Now that my memoir is in the marketplace of Amazon.com and in the hands of people I know and people I don’t know I have a new perspective, a perspective of one who has put a message in a bottle and set it into the stream. Perhaps it will catch on a rock and be buried in the mud. Perhaps a mother or a lover or an analyst or a trauma survivor will discover it. Perhaps its words will resonate with the blues that reverberate through the timeless notes of suffering and soul.

Perhaps it will begin a conversation.

What do I want from this, a reader asked me. Part of me doesn’t want anything, I said, What I have wanted, to tell my story, I have done. Then I am reminded of something Russell Lockhart wrote in his beautiful book “Psyche Speaks; A Jungian Approach to Self and World.” He writes, “a dream wants a dream; a poem wants a poem.” He writes of Eros, that spirit of longing for connection. A memoir wants a memoir. A story, a story.

But no one speaks to this more eloquently than Carter Heyward, in her book “When Boundaries Betray Us; Beyond Illusions of What is Ethical in Therapy and Life,” written in 1993.

Says Heyward, “There is in each of us a need to be heard to speech. A need born of our souls, the place of all real meeting, in which every I-Thou and all unalienated erotic power is conceived. This need in each of us is not a pathology. It is not a weakness. It is not a sin. The need does not originate in abuse. Its roots are not shameful. It is not immature. This need is not something to be treated or healed, liberated or outgrown. It is something in each of us to be cultivated and cherished, experienced and shared, with respect and tenderness, awe and humor…. There is in each of us a need to be heard to speech. This need is the root of all genuine healing and the source of all creative revolutionary movement. It is the wellspring of our redemption, and it is the hope of the world.”

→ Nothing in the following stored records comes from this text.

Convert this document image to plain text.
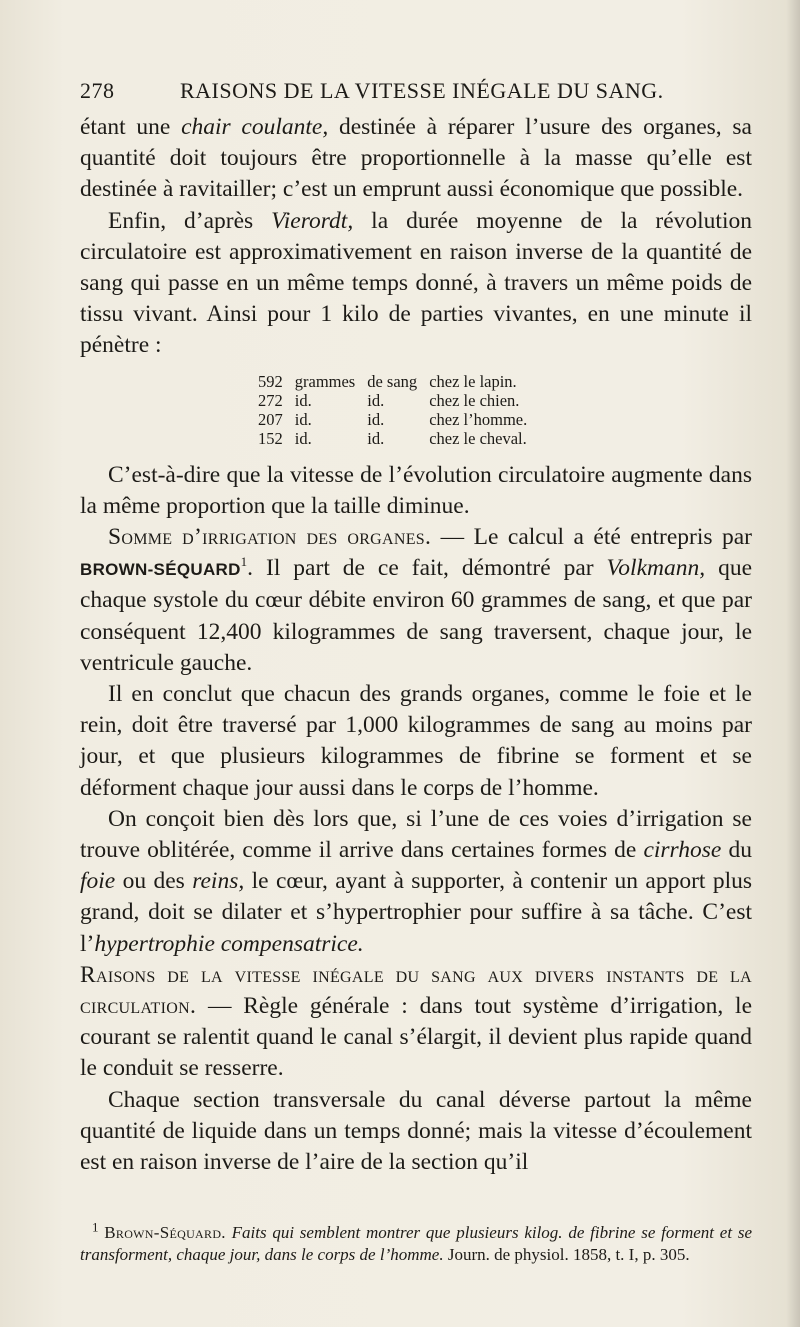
278	RAISONS DE LA VITESSE INÉGALE DU SANG.

étant une chair coulante, destinée à réparer l’usure des organes, sa quantité doit toujours être proportionnelle à la masse qu’elle est destinée à ravitailler; c’est un emprunt aussi économique que possible.

Enfin, d’après Vierordt, la durée moyenne de la révolution circulatoire est approximativement en raison inverse de la quantité de sang qui passe en un même temps donné, à travers un même poids de tissu vivant. Ainsi pour 1 kilo de parties vivantes, en une minute il pénètre :

592	grammes	de sang	chez le lapin.
272	id.	id.	chez le chien.
207	id.	id.	chez l’homme.
152	id.	id.	chez le cheval.

C’est-à-dire que la vitesse de l’évolution circulatoire augmente dans la même proportion que la taille diminue.

Somme d’irrigation des organes. — Le calcul a été entrepris par BROWN-SÉQUARD$^1$. Il part de ce fait, démontré par Volkmann, que chaque systole du cœur débite environ 60 grammes de sang, et que par conséquent 12,400 kilogrammes de sang traversent, chaque jour, le ventricule gauche.

Il en conclut que chacun des grands organes, comme le foie et le rein, doit être traversé par 1,000 kilogrammes de sang au moins par jour, et que plusieurs kilogrammes de fibrine se forment et se déforment chaque jour aussi dans le corps de l’homme.

On conçoit bien dès lors que, si l’une de ces voies d’irrigation se trouve oblitérée, comme il arrive dans certaines formes de cirrhose du foie ou des reins, le cœur, ayant à supporter, à contenir un apport plus grand, doit se dilater et s’hypertrophier pour suffire à sa tâche. C’est l’hypertrophie compensatrice.

Raisons de la vitesse inégale du sang aux divers instants de la circulation. — Règle générale : dans tout système d’irrigation, le courant se ralentit quand le canal s’élargit, il devient plus rapide quand le conduit se resserre.

Chaque section transversale du canal déverse partout la même quantité de liquide dans un temps donné; mais la vitesse d’écoulement est en raison inverse de l’aire de la section qu’il

$^1$ Brown-Séquard. Faits qui semblent montrer que plusieurs kilog. de fibrine se forment et se transforment, chaque jour, dans le corps de l’homme. Journ. de physiol. 1858, t. I, p. 305.
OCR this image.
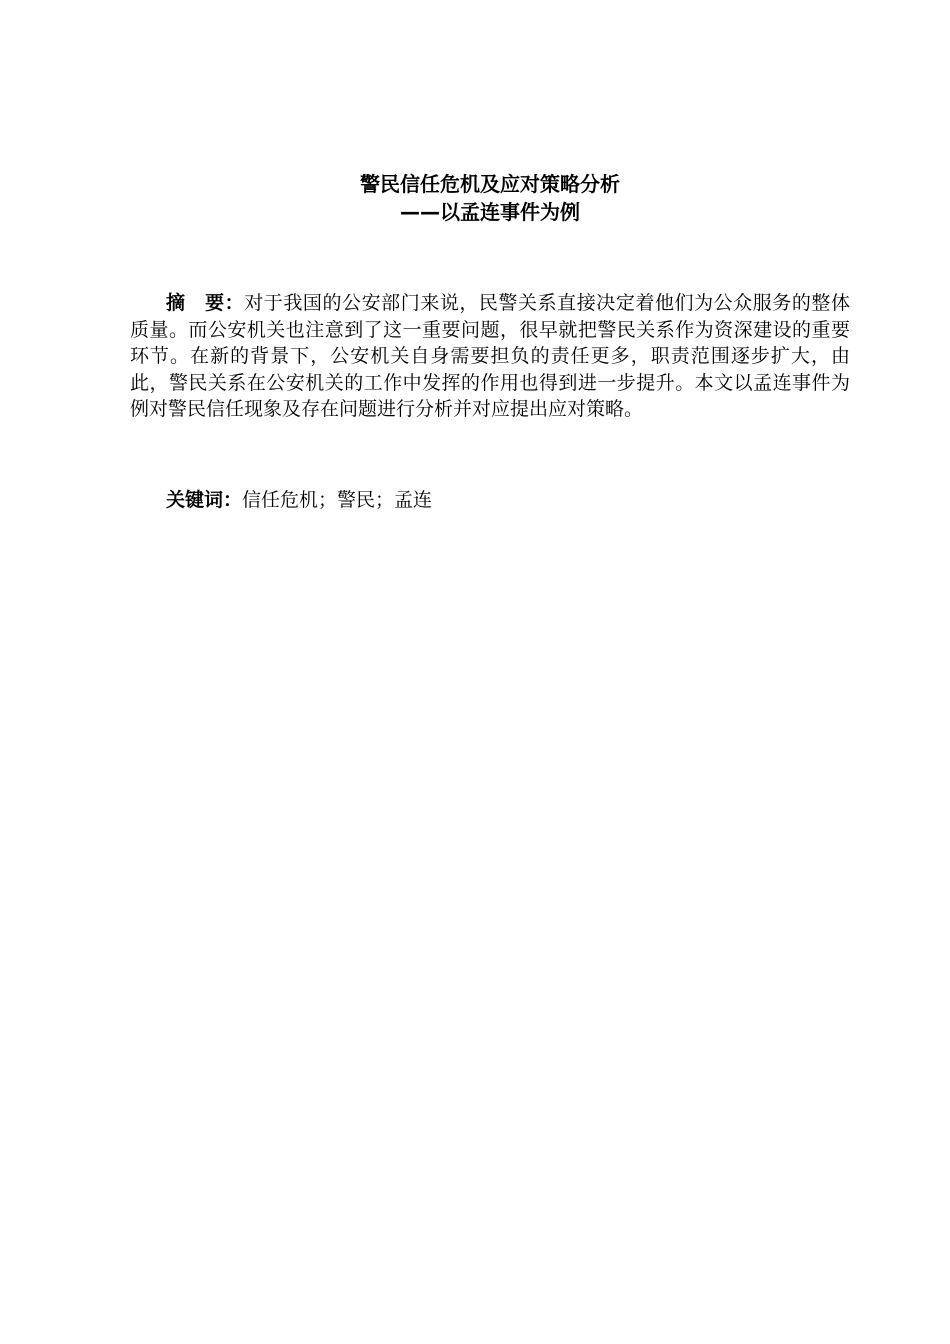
警民信任危机及应对策略分析
——以孟连事件为例
摘　要：对于我国的公安部门来说，民警关系直接决定着他们为公众服务的整体质量。而公安机关也注意到了这一重要问题，很早就把警民关系作为资深建设的重要环节。在新的背景下，公安机关自身需要担负的责任更多，职责范围逐步扩大，由此，警民关系在公安机关的工作中发挥的作用也得到进一步提升。本文以孟连事件为例对警民信任现象及存在问题进行分析并对应提出应对策略。
关键词：信任危机；警民；孟连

Jung wrote in a letter quoted by Marie-Louise von Franz, “One of the most important and difficult tasks in the individuation process is to bridge the distance between people.” Memoir as individuation builds bridges that lead in many directions.

Friday, November 8, 2013

On what Is Real



 

When I was a little girl I stood on a chair at the kitchen counter and took turns with my mother mashing sugar into softened butter in a large yellow bowl. My mother’s cookies, a staple in our household, were kept in a tin can on top of the refrigerator.

Inside that bowl today the fine lines of tiny cracks and the gray wear of countless spoons against its baked yellow sides tell stories of tenderness and temper.

Jungian analyst, Patricia Damery, in her blog for her fascinating book Farming Soul writes about reality and perception as she refers us to her story of individuation, a deeply spiritual journey. She writes along the liminal edge of truth.

Which got me thinking about how many ways we ask the question, “What is real?” as we move to the edges of our consciousness. In my book In the Tracks of the Unseen I address that question in part around experiences of trauma and memory and dissociation. I write about the urgency that sometimes comes with uncertainty. The spiral descent to knowing.

When Jung was asked if he believed in God he answered that he didn’t believe, he knew.

For me, when I look into my yellow bowl that I now so treasure what is real is the sweet taste of cookie dough and the smiles and tears of a child.